Artemisinins, introduced in the early 2000s in China, are given in combination with another type of antimalarial drug to ensure that all parasites are eliminated and that the effectiveness of the drugs is not compromised. The most common combination is artemether-lumefantrine, which Rwanda started using in 2006.

If the artemisinin drug does not clear the parasites quickly within three days, the partner drug is under pressure and resistance to it in turn may develop. At this point, treatment may fail, as has happened in Southeast Asia.

“Mutations can emerge spontaneously and previous studies have shown isolated cases of resistance. However, our new study shows that resistant isolates are starting to become more common and, most importantly, are associated with clinical implications. [delayed parasite clearance]Says lead author Dr Aline Uwimana from the Rwanda Biomedical Center in Kigali.

Experts called for more intensive surveillance of drug resistance in Rwanda and other African countries. “Our study showed that the treatment of malaria in Rwanda is still 94% effective, but further studies and continued surveillance are urgently needed,” said co-author Dr Naomi Lucchi, CDC resident advisor for the disease. ‘US President’s Initiative Against Malaria.

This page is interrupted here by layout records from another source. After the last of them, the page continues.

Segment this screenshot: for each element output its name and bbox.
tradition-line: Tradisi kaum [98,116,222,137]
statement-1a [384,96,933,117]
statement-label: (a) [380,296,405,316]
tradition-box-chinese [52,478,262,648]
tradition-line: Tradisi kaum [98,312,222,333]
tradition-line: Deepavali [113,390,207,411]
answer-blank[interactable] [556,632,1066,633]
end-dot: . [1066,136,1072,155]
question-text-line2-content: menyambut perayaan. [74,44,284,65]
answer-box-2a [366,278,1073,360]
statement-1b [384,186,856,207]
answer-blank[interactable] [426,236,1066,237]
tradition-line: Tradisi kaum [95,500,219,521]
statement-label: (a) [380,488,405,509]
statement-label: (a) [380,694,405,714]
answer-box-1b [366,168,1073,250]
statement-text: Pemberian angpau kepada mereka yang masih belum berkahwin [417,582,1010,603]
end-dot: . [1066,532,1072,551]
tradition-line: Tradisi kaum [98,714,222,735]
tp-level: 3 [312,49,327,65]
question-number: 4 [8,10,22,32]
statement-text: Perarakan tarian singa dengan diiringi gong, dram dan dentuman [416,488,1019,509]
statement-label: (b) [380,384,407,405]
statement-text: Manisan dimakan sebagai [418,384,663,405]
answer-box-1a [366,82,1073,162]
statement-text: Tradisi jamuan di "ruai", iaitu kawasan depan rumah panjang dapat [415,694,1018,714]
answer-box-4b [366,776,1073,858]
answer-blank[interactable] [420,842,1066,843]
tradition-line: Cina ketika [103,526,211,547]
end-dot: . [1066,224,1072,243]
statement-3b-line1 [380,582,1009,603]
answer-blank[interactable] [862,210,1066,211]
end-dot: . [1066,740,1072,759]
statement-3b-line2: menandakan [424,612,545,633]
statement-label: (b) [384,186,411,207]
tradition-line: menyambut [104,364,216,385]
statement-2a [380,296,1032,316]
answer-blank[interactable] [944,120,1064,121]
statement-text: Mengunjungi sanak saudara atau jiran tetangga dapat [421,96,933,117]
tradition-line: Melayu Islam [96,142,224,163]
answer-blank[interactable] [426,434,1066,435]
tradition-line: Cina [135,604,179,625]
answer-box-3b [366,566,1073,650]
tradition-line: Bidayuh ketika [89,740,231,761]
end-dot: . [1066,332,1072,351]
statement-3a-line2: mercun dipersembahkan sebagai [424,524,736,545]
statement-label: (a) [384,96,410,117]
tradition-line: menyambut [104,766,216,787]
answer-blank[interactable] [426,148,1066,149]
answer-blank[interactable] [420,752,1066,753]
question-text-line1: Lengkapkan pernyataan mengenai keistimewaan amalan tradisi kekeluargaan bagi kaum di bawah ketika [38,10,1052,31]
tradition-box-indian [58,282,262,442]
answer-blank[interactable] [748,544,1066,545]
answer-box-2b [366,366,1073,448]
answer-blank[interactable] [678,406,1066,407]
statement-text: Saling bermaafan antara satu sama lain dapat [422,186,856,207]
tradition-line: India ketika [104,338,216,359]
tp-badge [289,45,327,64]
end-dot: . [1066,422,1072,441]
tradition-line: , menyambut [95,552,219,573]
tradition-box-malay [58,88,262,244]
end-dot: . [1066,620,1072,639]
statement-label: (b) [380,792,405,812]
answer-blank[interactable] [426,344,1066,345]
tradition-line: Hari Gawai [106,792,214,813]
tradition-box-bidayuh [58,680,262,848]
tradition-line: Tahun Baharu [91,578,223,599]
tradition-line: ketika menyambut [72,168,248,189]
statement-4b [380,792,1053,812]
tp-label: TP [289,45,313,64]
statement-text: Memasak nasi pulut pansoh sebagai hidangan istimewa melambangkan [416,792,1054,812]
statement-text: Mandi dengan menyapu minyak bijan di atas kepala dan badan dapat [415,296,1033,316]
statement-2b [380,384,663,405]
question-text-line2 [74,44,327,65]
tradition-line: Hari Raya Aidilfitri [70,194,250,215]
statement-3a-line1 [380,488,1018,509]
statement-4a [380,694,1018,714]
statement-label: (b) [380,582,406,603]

Researchers monitored the treatment of 224 children with malaria aged six months to five years in three regions of Rwanda – Masaka, Rukara and Bugarama. At two of the sites, about 15% of the children still had detectable parasites after three days, which meets the World Health Organization (WHO) criteria for partial resistance.

The researchers also found certain mutations in the parasites, which are implicated by the WHO in delayed clearance.

Experts believe the warning signs are there. This study, along with other data, suggests that we are “on the verge of having clinically significant artemisinin resistance in Africa, as emerged in South East Asia over ten years ago” , writes Professor Philip Rosenthal, of the University of California at San Francisco, in a journal commentary.

“Loss of effectiveness of key ACTs [artemisinin-based combination therapies], especially artemether-lumefantrine, the most widely used antimalarial, could have dire consequences, as happened when resistance to chloroquine led to huge increases in late malaria deaths. of the 20th century.

It was impossible to predict the pace of the advance in Africa, but close monitoring of the development of resistance in the parasite – with rapid replacement of failed diets – “could save many lives,” he said.